За тридцать шесть лет брака он утратил трагическую остроту тех событий, но осталось где-то в подкорке чувство пожизненной платы по счетам за опоздание, терзающее Бориса Ермолаевича извечными ночными кошмарами.
В этот августовский вечер он напился. Сидя за столиком случайного придорожного кафе при заправочной станции, где полупьяная уборщица без национальности и возраста вяло елозила, тыкая ему в ноги, поролоновой шваброй по полу. Домой пришел на автопилоте за полночь. Безнадежно долго копошился ключом в замке. Дверь открыла всклокоченная жена в ситцевой ночной сорочке до пят:
– Это что такое? Где твой телефон? – Изо рта ее веяло валерьянкой.

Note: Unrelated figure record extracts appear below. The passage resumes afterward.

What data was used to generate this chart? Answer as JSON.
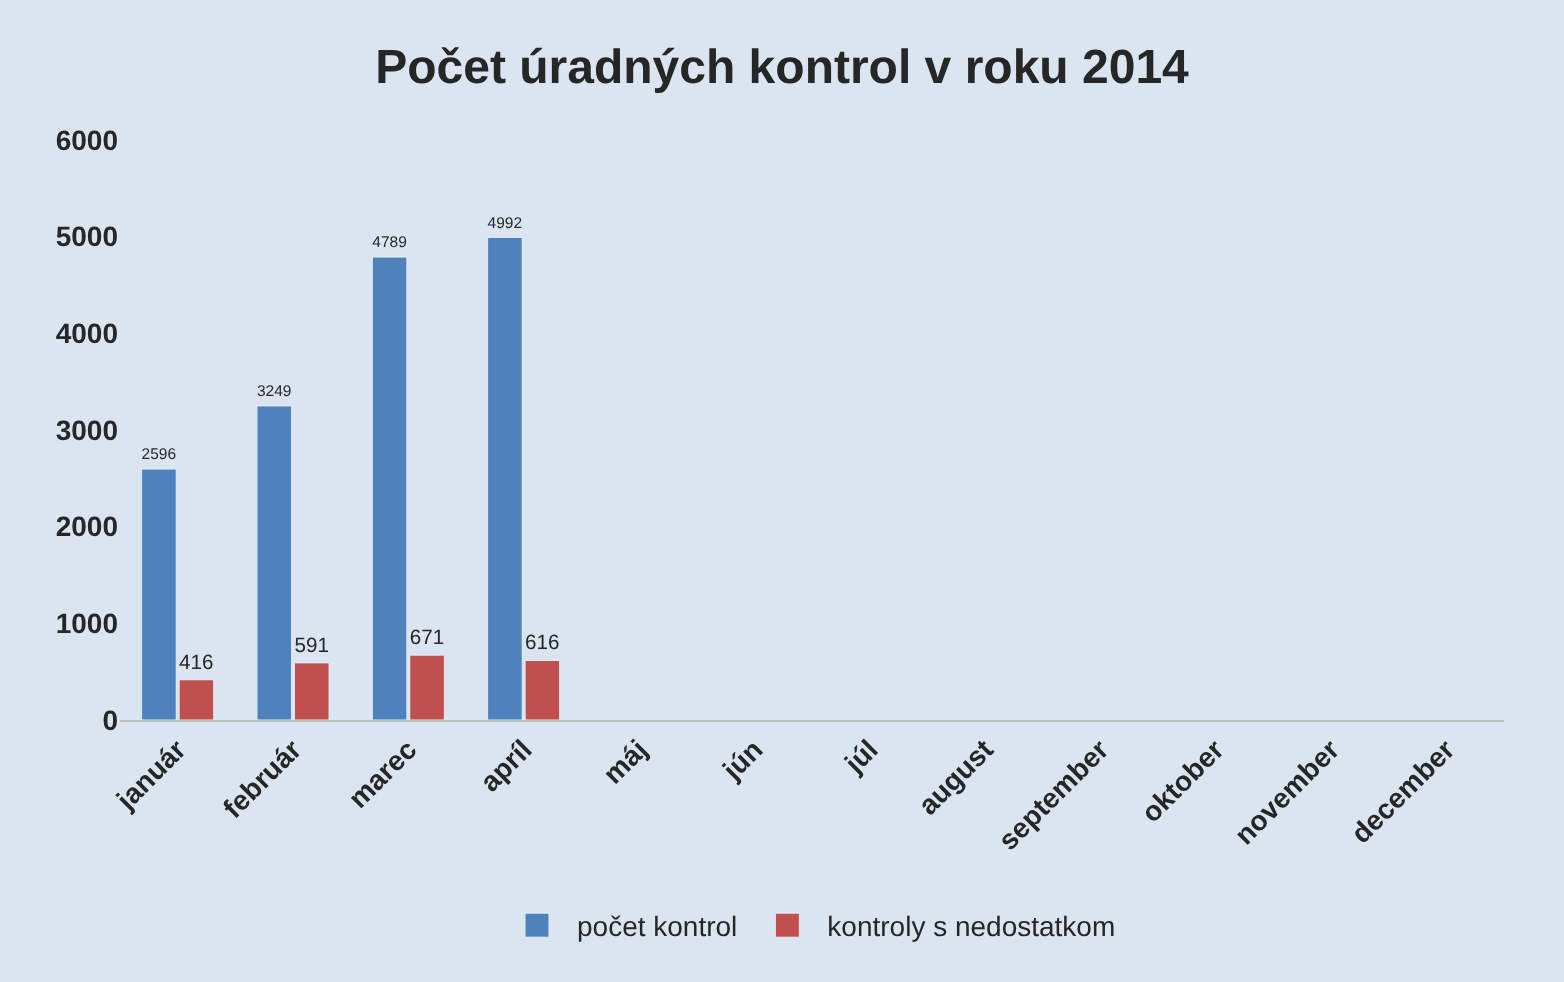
{
  "chart_data": {
    "type": "bar",
    "title": "Počet úradných kontrol v roku 2014",
    "categories": [
      "január",
      "február",
      "marec",
      "apríl",
      "máj",
      "jún",
      "júl",
      "august",
      "september",
      "oktober",
      "november",
      "december"
    ],
    "series": [
      {
        "name": "počet kontrol",
        "color": "#4f81bd",
        "values": [
          2596,
          3249,
          4789,
          4992,
          null,
          null,
          null,
          null,
          null,
          null,
          null,
          null
        ]
      },
      {
        "name": "kontroly s nedostatkom",
        "color": "#c0504d",
        "values": [
          416,
          591,
          671,
          616,
          null,
          null,
          null,
          null,
          null,
          null,
          null,
          null
        ]
      }
    ],
    "ylim": [
      0,
      6000
    ],
    "yticks": [
      0,
      1000,
      2000,
      3000,
      4000,
      5000,
      6000
    ],
    "grid": false,
    "legend": "bottom",
    "data_labels": true
  }
}
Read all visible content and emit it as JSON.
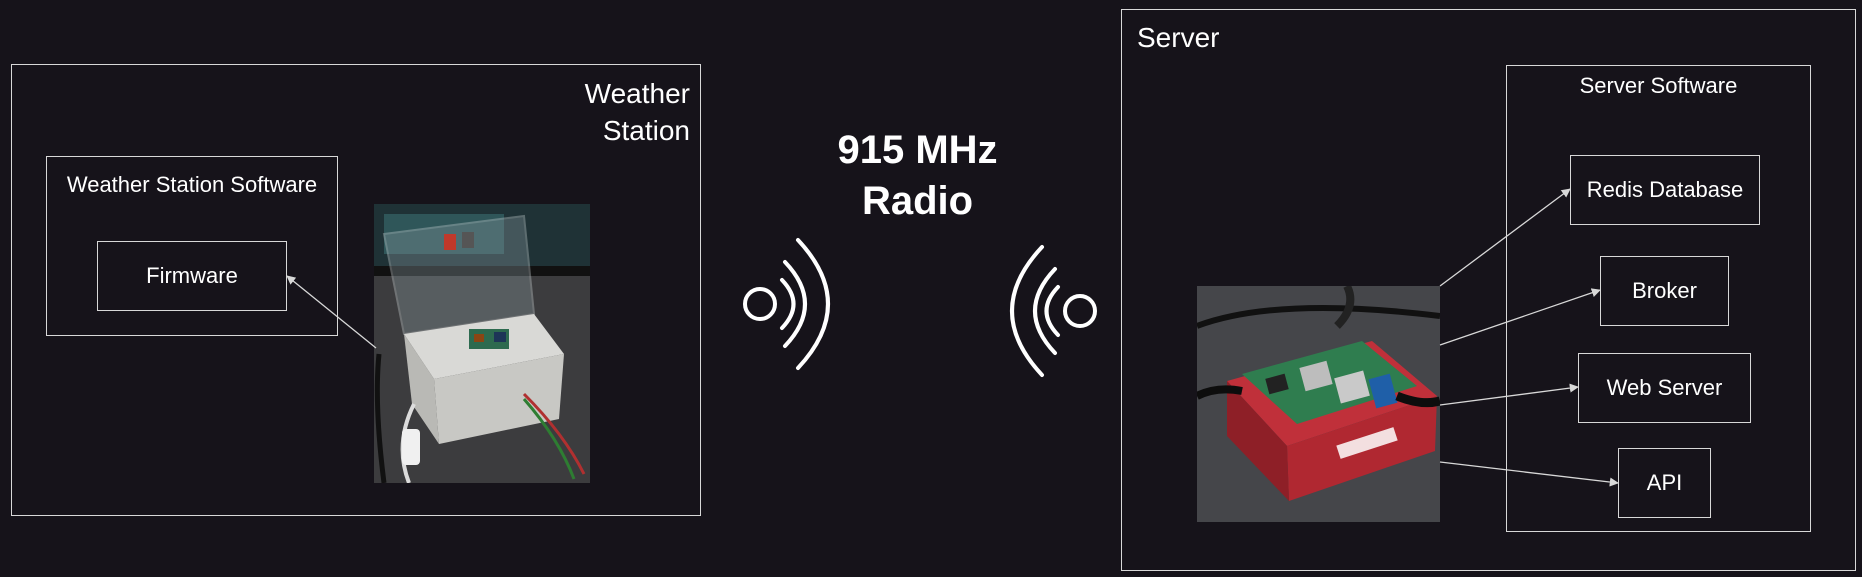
{
  "weather_station": {
    "title": "Weather Station",
    "software_label": "Weather Station Software",
    "firmware_label": "Firmware"
  },
  "radio": {
    "label": "915 MHz Radio"
  },
  "server": {
    "title": "Server",
    "software_label": "Server Software",
    "components": {
      "redis": "Redis Database",
      "broker": "Broker",
      "web_server": "Web Server",
      "api": "API"
    }
  },
  "icons": {
    "left_signal": "wireless-signal-icon",
    "right_signal": "wireless-signal-icon"
  },
  "colors": {
    "background": "#16131a",
    "stroke": "#d8d8d8",
    "text": "#ffffff"
  }
}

Следом подтянулась младшая незамужняя дочь:
– Да, пап, ты сегодня чего-то…
Впервые безразличие к жене и дочери сменилось острой к ним неприязнью. Борис Ермолаевич грубо отстранил их рукой с порога квартиры, проследовал в комнату в уличных ботинках:
– И попрошу не трогать меня! Не пересекать без дозволения границ моей территории! – Не сбившись ни единым словом, сорвался он на фальцет, с силой захлопнув перед их носами дверь. Повалился на кровать, как есть в одежде, и уснул почти мгновенно без мучивших его долгие годы кошмаров.